Pope Francis appealed for respect for UN peacekeeping troops after at least five were injured in Lebanon by Israeli attacks.
“I am close to all the populations involved, in Palestine, Israel, and Lebanon, where I ask the United Nations peacekeeping forces to be respected,” he said on Sunday, adding that “the paths of diplomacy and dialogue must be pursued to achieve peace”.
There are nearly 10,000 troops from around 50 countries stationed with the UN peacekeeping mission in Lebanon, known as Unifil.
The UN itself said that “attacks against peacekeepers are in breach of international law and may constitute a war crime”, and that peacekeeping troops would remain in position despite the instruction from Israel’s Prime Minister Benjamin Netanyahu that they withdraw.
On 9 October, a missile attack by the Israel Defence Forces (IDF) hit a Catholic church sheltering displaced people in Derdghaya, southern Lebanon, killing at least eight people. Another missile destroyed a priest's house and a three-storey building housing parish offices.
Aid to the Church in Need (ACN) reported that the church and two of its adjoining halls, used as shelters by the Melkite Greek Catholic Eparchy of Tyre, collapsed in the airstrike. The charity has provided food parcels for thousands of families displaced from their homes and medical help for 1,200 people.
Lebanon’s Health Ministry said that by last weekend, two weeks after the IDF began “limited, localised and targeted ground raids” against Hezbollah in Southern Lebanon, at least 1,645 people had been killed since Israel escalated attacks on Lebanon in September, while 1.2 million were displaced.

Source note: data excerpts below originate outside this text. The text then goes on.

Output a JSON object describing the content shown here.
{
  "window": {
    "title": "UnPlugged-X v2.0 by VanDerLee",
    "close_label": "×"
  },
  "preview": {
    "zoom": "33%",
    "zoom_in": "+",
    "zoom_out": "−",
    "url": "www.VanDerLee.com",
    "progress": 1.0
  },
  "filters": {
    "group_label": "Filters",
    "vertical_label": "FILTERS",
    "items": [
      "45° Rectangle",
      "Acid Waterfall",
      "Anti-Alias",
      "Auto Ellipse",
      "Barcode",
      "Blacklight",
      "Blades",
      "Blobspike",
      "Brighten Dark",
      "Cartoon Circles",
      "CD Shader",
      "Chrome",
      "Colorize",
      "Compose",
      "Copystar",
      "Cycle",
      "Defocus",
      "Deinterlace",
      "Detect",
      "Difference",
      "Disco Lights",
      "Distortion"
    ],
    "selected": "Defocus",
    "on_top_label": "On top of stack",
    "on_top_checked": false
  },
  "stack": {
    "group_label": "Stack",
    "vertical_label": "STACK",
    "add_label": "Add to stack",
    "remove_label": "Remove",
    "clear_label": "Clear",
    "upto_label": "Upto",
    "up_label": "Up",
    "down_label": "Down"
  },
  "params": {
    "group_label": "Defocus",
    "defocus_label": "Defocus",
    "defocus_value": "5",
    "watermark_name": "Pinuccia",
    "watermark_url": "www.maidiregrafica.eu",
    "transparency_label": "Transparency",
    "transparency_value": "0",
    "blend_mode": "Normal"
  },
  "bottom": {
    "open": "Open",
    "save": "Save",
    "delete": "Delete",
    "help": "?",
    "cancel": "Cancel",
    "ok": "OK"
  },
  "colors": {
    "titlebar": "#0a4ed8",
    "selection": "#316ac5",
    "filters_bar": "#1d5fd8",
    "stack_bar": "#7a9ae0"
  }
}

“The situation now is very critical and terrible,” said Caritas Lebanon, which operates health care centres across Lebanon and has provided food and water to more than 25,000 displaced people.
Christian families in the Beqaa Valley in eastern Lebanon have sheltered thousands of people displaced from the south. Maronite Archbishop Hanna Rahmé of Baalbek-Deir El-Ahmar, in the Beqaa Valley, said parts of his archdiocese had suffered daily bombardment, forcing around 13,000 people to flee to predominantly Catholic areas.

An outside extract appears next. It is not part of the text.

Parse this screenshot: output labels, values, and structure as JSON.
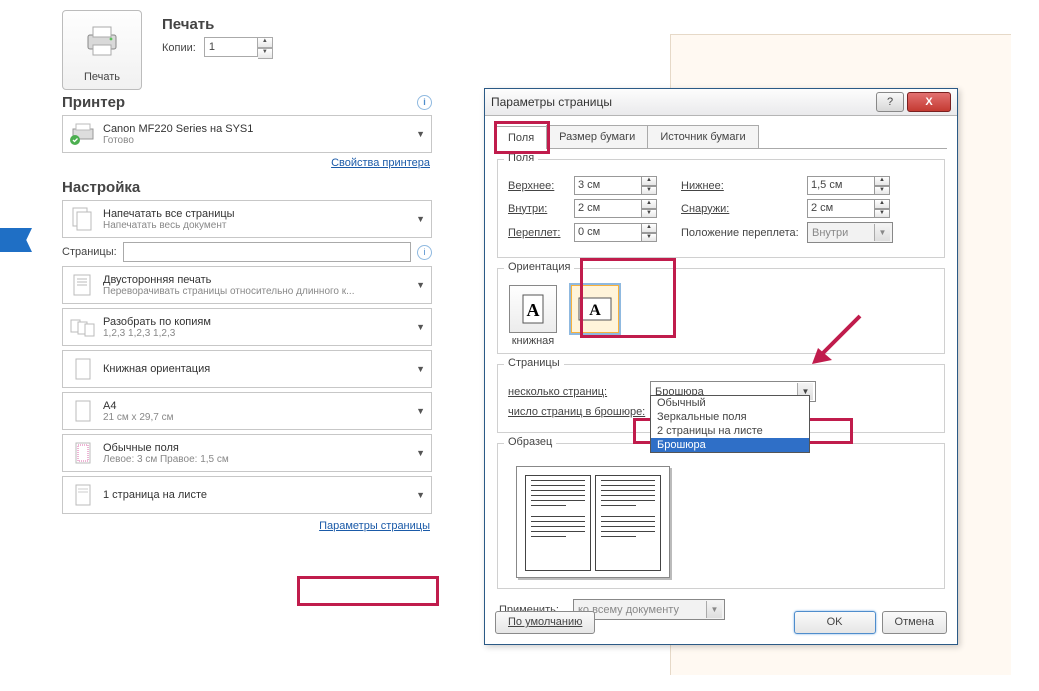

“Each of the Christian families in the villages around Deir El-Ahmar has welcomed three or four displaced families, that is, between 30 and 60 people,” he said.
The archbishop explained that around 5,000 had been taken in by families, while thousands of others have found temporary accommodation in schools and Church-owned buildings, but many others were sleeping rough.
He said that the homes of Christian families were open to “people in the zones under bombardment – Christians and Muslims alike”. Muslims “are enormously touched by this Christian solidarity”, he said.
Maronite Bishop Mounir Khairallah of Batrun called the Lebanese people to forgiveness despite the IDF attacks.
Speaking in Rome during the assembly of the Synod on Synodality, he said that “in all this, the population of Lebanon rejects, as always, the language of hatred and vengeance”. He added that “despite everything, we as peoples of all cultures of all confessions, want peace – we are capable of building peace”.
On Monday, an IDF strike on the Christian-majority town of Aitou in northern Lebanon killed at least 18 people, according to the Lebanese Red Cross, hitting a house let to displaced families.
Hezbollah fired rockets at Tel Aviv and at targets south of the Israeli town of Binyamina, where four Israeli soldiers were killed by a drone strike on Sunday.